Dorothy worked for IBM in Chicago doing and training others in key punch, and did pretty much the same thing at Brachs Candy Company. She raised two boys with a husband who was a traveling salesman (no, really!). She and Joe scrimped and saved for years, planning to and eventually buying their own business. She recalls Saturday nights from that time when they'd be sitting on the front porch watching people drive by, on their way to a night out, when she and Joe weren't even willing to spend the money to go to the movies. That's how serious they were about their future. BTW, those people who were driving by later wondered how the two of them had saved enough to buy their own business. Answer: If you don't spend money, you have more of it for later. (You might want to write that down somewhere.)

Taken at Costco. Dorothy LOVES Costco.
They bought a hardware store in Scottsbluff, Nebraska, when Rich was 16, moving there from Chicago. They worked together to run it, enjoying the store but not small-town life. (They also brought a percolator home from the store, which they still use every day.) They kept the store—which must have been profitable enough, I guess—for a couple of years, then sold it and bought Schlosser Tool & Machinery in Denver. They both worked there until they retired, and enjoy Denver a lot (except for the high-altitude cooking; it takes 45 minutes to boil potatoes, which is really ridiculous if you ask me).

Dorothy has always loved to ski, which might have something to do with how she's felt about Denver. She told me recently, "Skiing down a mountain, the cold wind blowing in my face…that's the best feeling in the world." She's had some health issues that have made Joe concerned enough about falls to resist (like an immovable object) going skiing the last few years. Personally, I'm campaigning for her to ski again, with some appropriate assistance. We have to learn to work around our health difficulties. When I had breast cancer, between my mastectomy and reconstruction, while I was having to stuff one side of my (very large) brassiere, Dorothy suggested my new nickname should be Won Hung Low. (Yes, I did laugh at that, long and loud.) One adjusts but keeps going.

She's always had a gift for knowing things that were going to happen, and the whole family (me included) has always taken her "hunches" very seriously. She once told Joe, as they were leaving for a vacation, that she would be coming back lying down (she sustained a broken pelvis in a car wreck while they were traveling and was transported home by ambulance), and that they wouldn't be using the boat he was working to get ship shape, at least not for the weekend outing they had invited people to (his mother died that night). Because of her, and her uncanny accuracy, I learned to respect my own hunches and gut feelings. If it's nagging at me, bothering me, there's a reason. Pay attention!

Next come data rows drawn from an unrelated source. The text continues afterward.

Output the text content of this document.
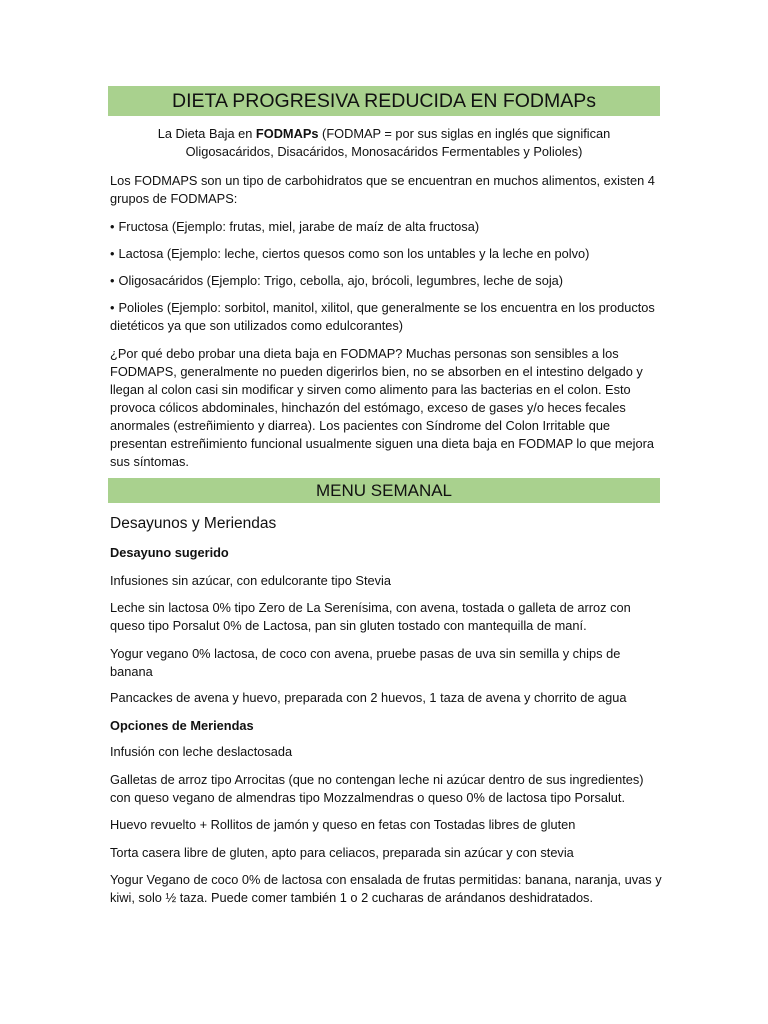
DIETA PROGRESIVA REDUCIDA EN FODMAPs

La Dieta Baja en FODMAPs (FODMAP = por sus siglas en inglés que significan
Oligosacáridos, Disacáridos, Monosacáridos Fermentables y Polioles)

Los FODMAPS son un tipo de carbohidratos que se encuentran en muchos alimentos, existen 4 grupos de FODMAPS:

• Fructosa (Ejemplo: frutas, miel, jarabe de maíz de alta fructosa)

• Lactosa (Ejemplo: leche, ciertos quesos como son los untables y la leche en polvo)

• Oligosacáridos (Ejemplo: Trigo, cebolla, ajo, brócoli, legumbres, leche de soja)

• Polioles (Ejemplo: sorbitol, manitol, xilitol, que generalmente se los encuentra en los productos dietéticos ya que son utilizados como edulcorantes)

¿Por qué debo probar una dieta baja en FODMAP? Muchas personas son sensibles a los FODMAPS, generalmente no pueden digerirlos bien, no se absorben en el intestino delgado y llegan al colon casi sin modificar y sirven como alimento para las bacterias en el colon. Esto provoca cólicos abdominales, hinchazón del estómago, exceso de gases y/o heces fecales anormales (estreñimiento y diarrea). Los pacientes con Síndrome del Colon Irritable que presentan estreñimiento funcional usualmente siguen una dieta baja en FODMAP lo que mejora sus síntomas.

MENU SEMANAL

Desayunos y Meriendas

Desayuno sugerido

Infusiones sin azúcar, con edulcorante tipo Stevia

Leche sin lactosa 0% tipo Zero de La Serenísima, con avena, tostada o galleta de arroz con queso tipo Porsalut 0% de Lactosa, pan sin gluten tostado con mantequilla de maní.

Yogur vegano 0% lactosa, de coco con avena, pruebe pasas de uva sin semilla y chips de banana

Pancackes de avena y huevo, preparada con 2 huevos, 1 taza de avena y chorrito de agua

Opciones de Meriendas

Infusión con leche deslactosada

Galletas de arroz tipo Arrocitas (que no contengan leche ni azúcar dentro de sus ingredientes) con queso vegano de almendras tipo Mozzalmendras o queso 0% de lactosa tipo Porsalut.

Huevo revuelto + Rollitos de jamón y queso en fetas con Tostadas libres de gluten

Torta casera libre de gluten, apto para celiacos, preparada sin azúcar y con stevia

Yogur Vegano de coco 0% de lactosa con ensalada de frutas permitidas: banana, naranja, uvas y kiwi, solo ½ taza. Puede comer también 1 o 2 cucharas de arándanos deshidratados.
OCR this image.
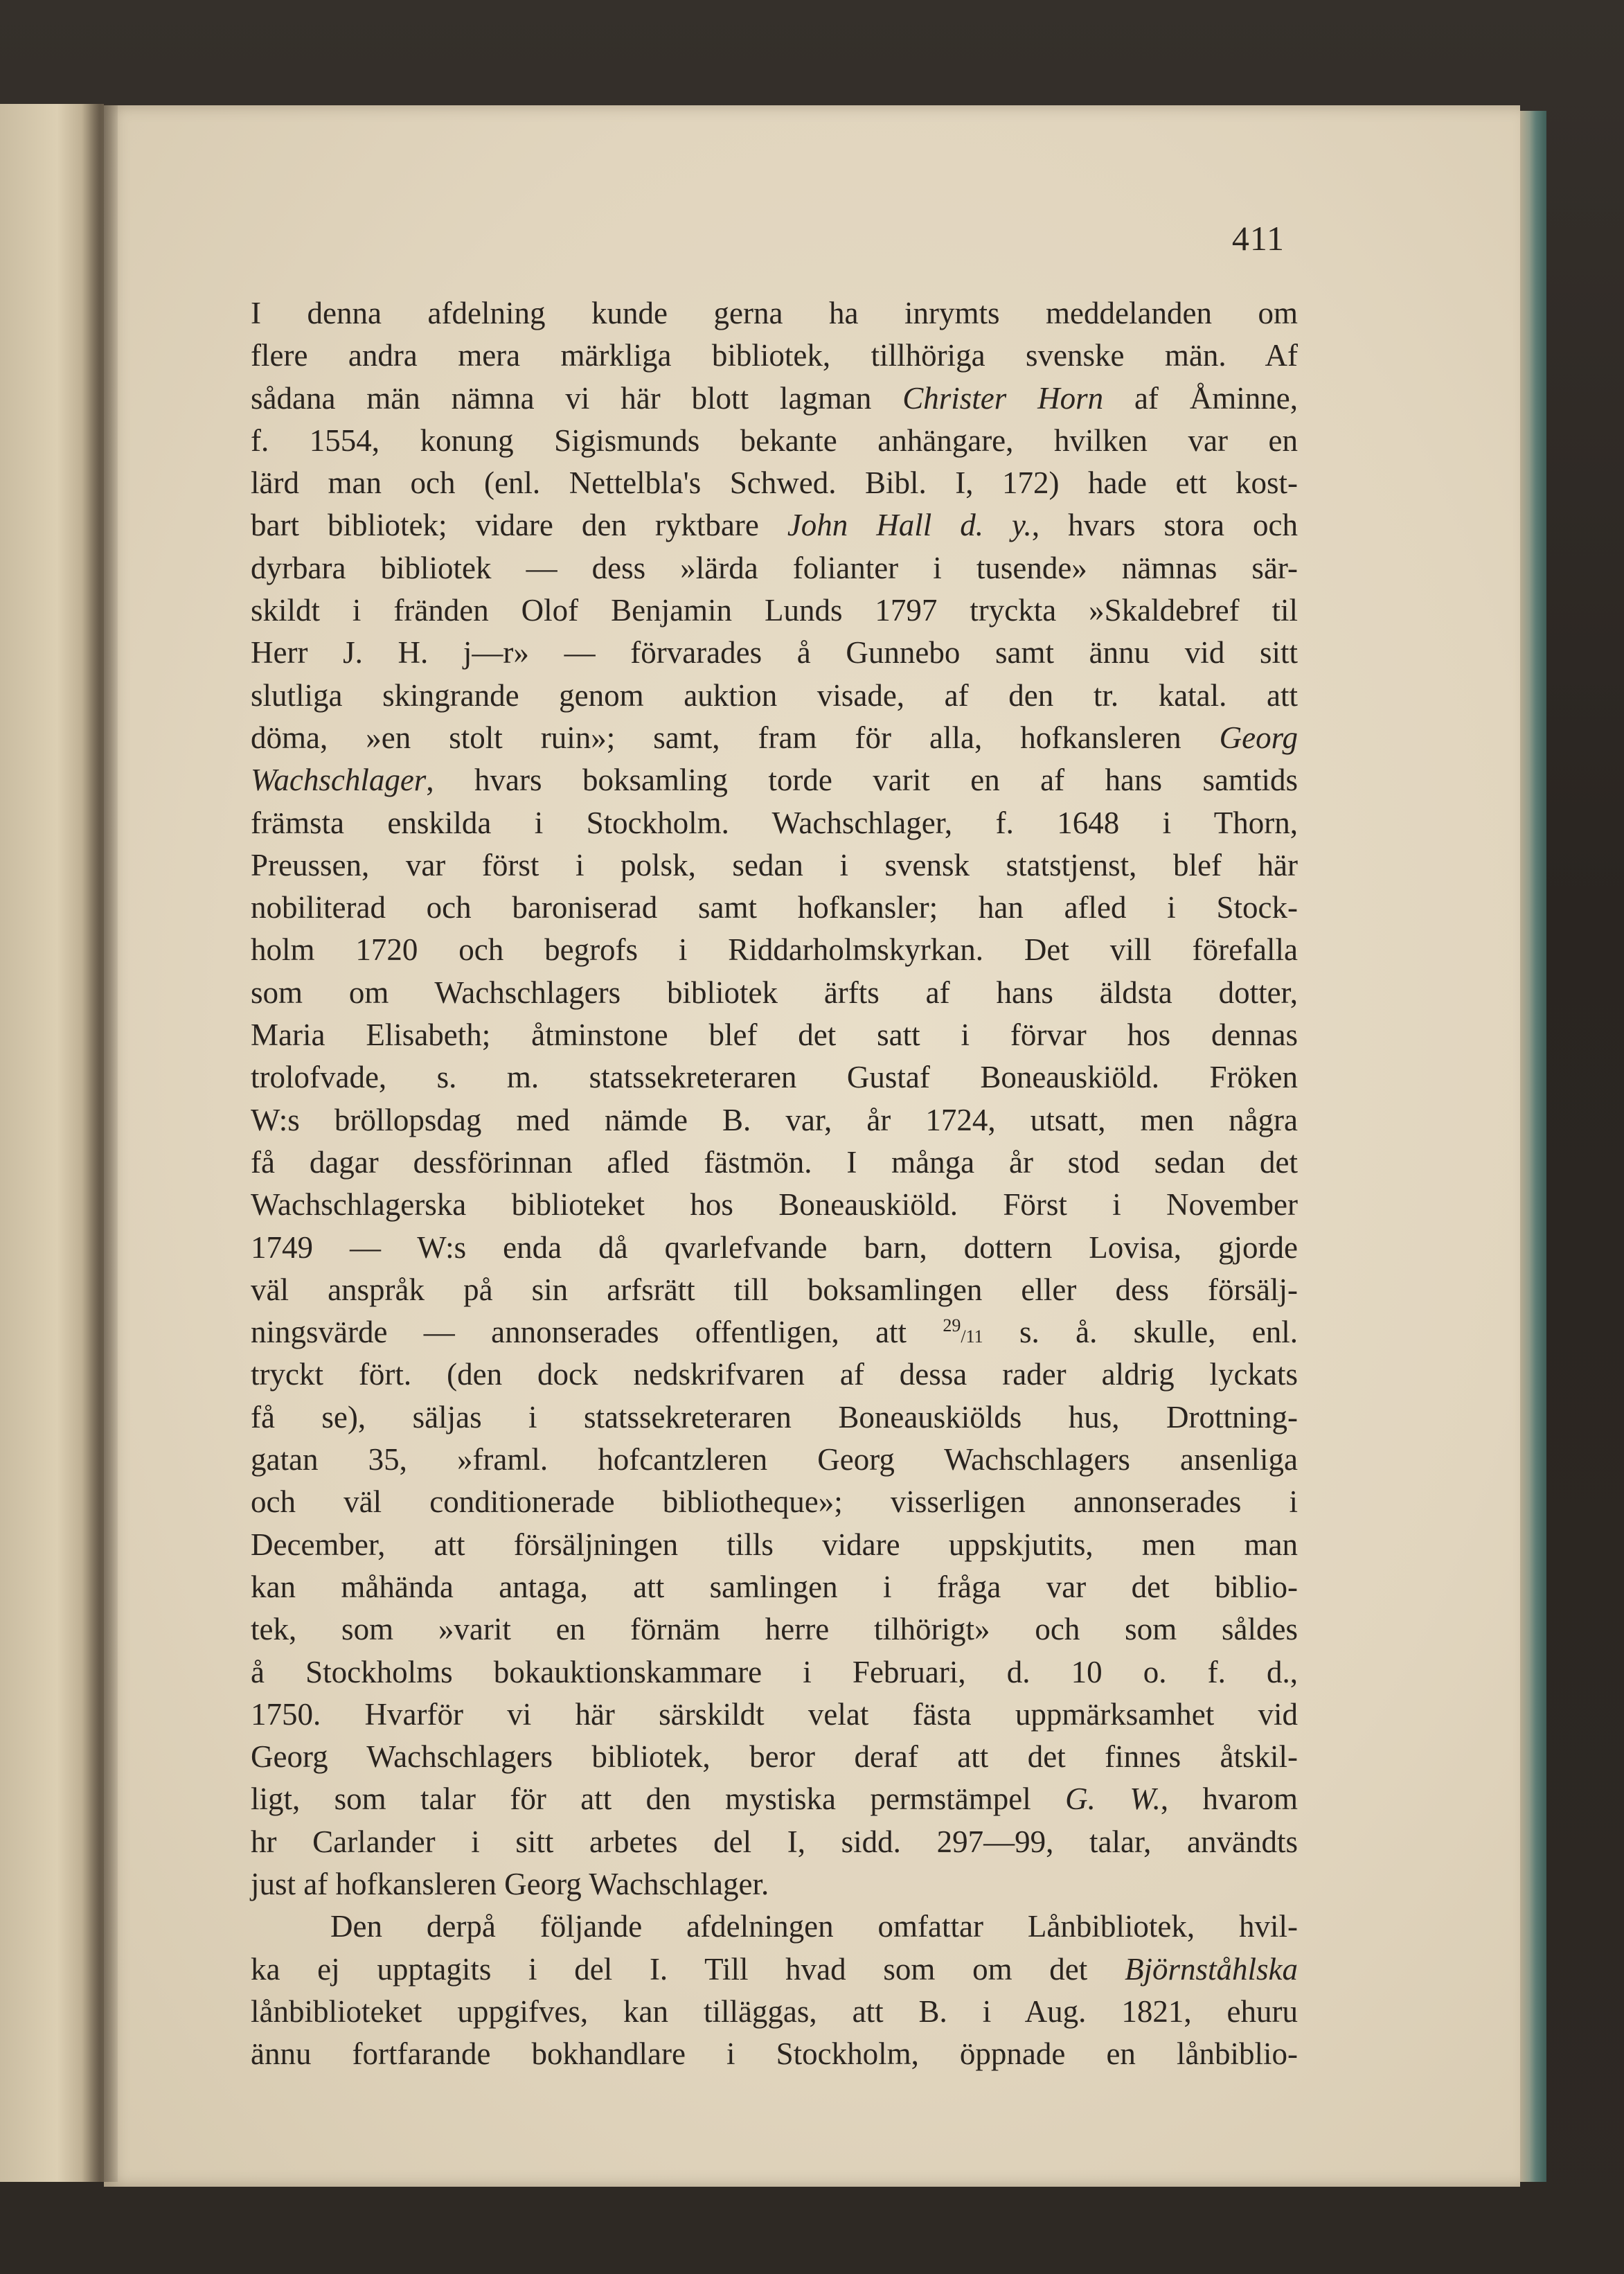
411
I denna afdelning kunde gerna ha inrymts meddelanden om
flere andra mera märkliga bibliotek, tillhöriga svenske män. Af
sådana män nämna vi här blott lagman Christer Horn af Åminne,
f. 1554, konung Sigismunds bekante anhängare, hvilken var en
lärd man och (enl. Nettelbla's Schwed. Bibl. I, 172) hade ett kost-
bart bibliotek; vidare den ryktbare John Hall d. y., hvars stora och
dyrbara bibliotek — dess »lärda folianter i tusende» nämnas sär-
skildt i fränden Olof Benjamin Lunds 1797 tryckta »Skaldebref til
Herr J. H. j—r» — förvarades å Gunnebo samt ännu vid sitt
slutliga skingrande genom auktion visade, af den tr. katal. att
döma, »en stolt ruin»; samt, fram för alla, hofkansleren Georg
Wachschlager, hvars boksamling torde varit en af hans samtids
främsta enskilda i Stockholm. Wachschlager, f. 1648 i Thorn,
Preussen, var först i polsk, sedan i svensk statstjenst, blef här
nobiliterad och baroniserad samt hofkansler; han afled i Stock-
holm 1720 och begrofs i Riddarholmskyrkan. Det vill förefalla
som om Wachschlagers bibliotek ärfts af hans äldsta dotter,
Maria Elisabeth; åtminstone blef det satt i förvar hos dennas
trolofvade, s. m. statssekreteraren Gustaf Boneauskiöld. Fröken
W:s bröllopsdag med nämde B. var, år 1724, utsatt, men några
få dagar dessförinnan afled fästmön. I många år stod sedan det
Wachschlagerska biblioteket hos Boneauskiöld. Först i November
1749 — W:s enda då qvarlefvande barn, dottern Lovisa, gjorde
väl anspråk på sin arfsrätt till boksamlingen eller dess försälj-
ningsvärde — annonserades offentligen, att $^{29}$/11 s. å. skulle, enl.
tryckt fört. (den dock nedskrifvaren af dessa rader aldrig lyckats
få se), säljas i statssekreteraren Boneauskiölds hus, Drottning-
gatan 35, »framl. hofcantzleren Georg Wachschlagers ansenliga
och väl conditionerade bibliotheque»; visserligen annonserades i
December, att försäljningen tills vidare uppskjutits, men man
kan måhända antaga, att samlingen i fråga var det biblio-
tek, som »varit en förnäm herre tilhörigt» och som såldes
å Stockholms bokauktionskammare i Februari, d. 10 o. f. d.,
1750. Hvarför vi här särskildt velat fästa uppmärksamhet vid
Georg Wachschlagers bibliotek, beror deraf att det finnes åtskil-
ligt, som talar för att den mystiska permstämpel G. W., hvarom
hr Carlander i sitt arbetes del I, sidd. 297—99, talar, användts
just af hofkansleren Georg Wachschlager.
Den derpå följande afdelningen omfattar Lånbibliotek, hvil-
ka ej upptagits i del I. Till hvad som om det Björnståhlska
lånbiblioteket uppgifves, kan tilläggas, att B. i Aug. 1821, ehuru
ännu fortfarande bokhandlare i Stockholm, öppnade en lånbiblio-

They both love to travel, and have been more places than I even have the nerve to hope to see, but it's getting harder now that they're getting older. She's done bunka (a Japanese form of needlework) for decades, and until just recently taught classes in it at the local community center. She's taught me some things in the kitchen (I think about her every time I make grilled sandwiches, and she has a couple of fantastic cranberry salad recipes), and a few things about growing old. I'm glad we get along now, and I look forward to seeing her, though I don't make it up there as often as I'd like.

So today, I'm thankful for the family I married into, and the mother-in-law who—I hope!—got a nearly-daughter out of the deal.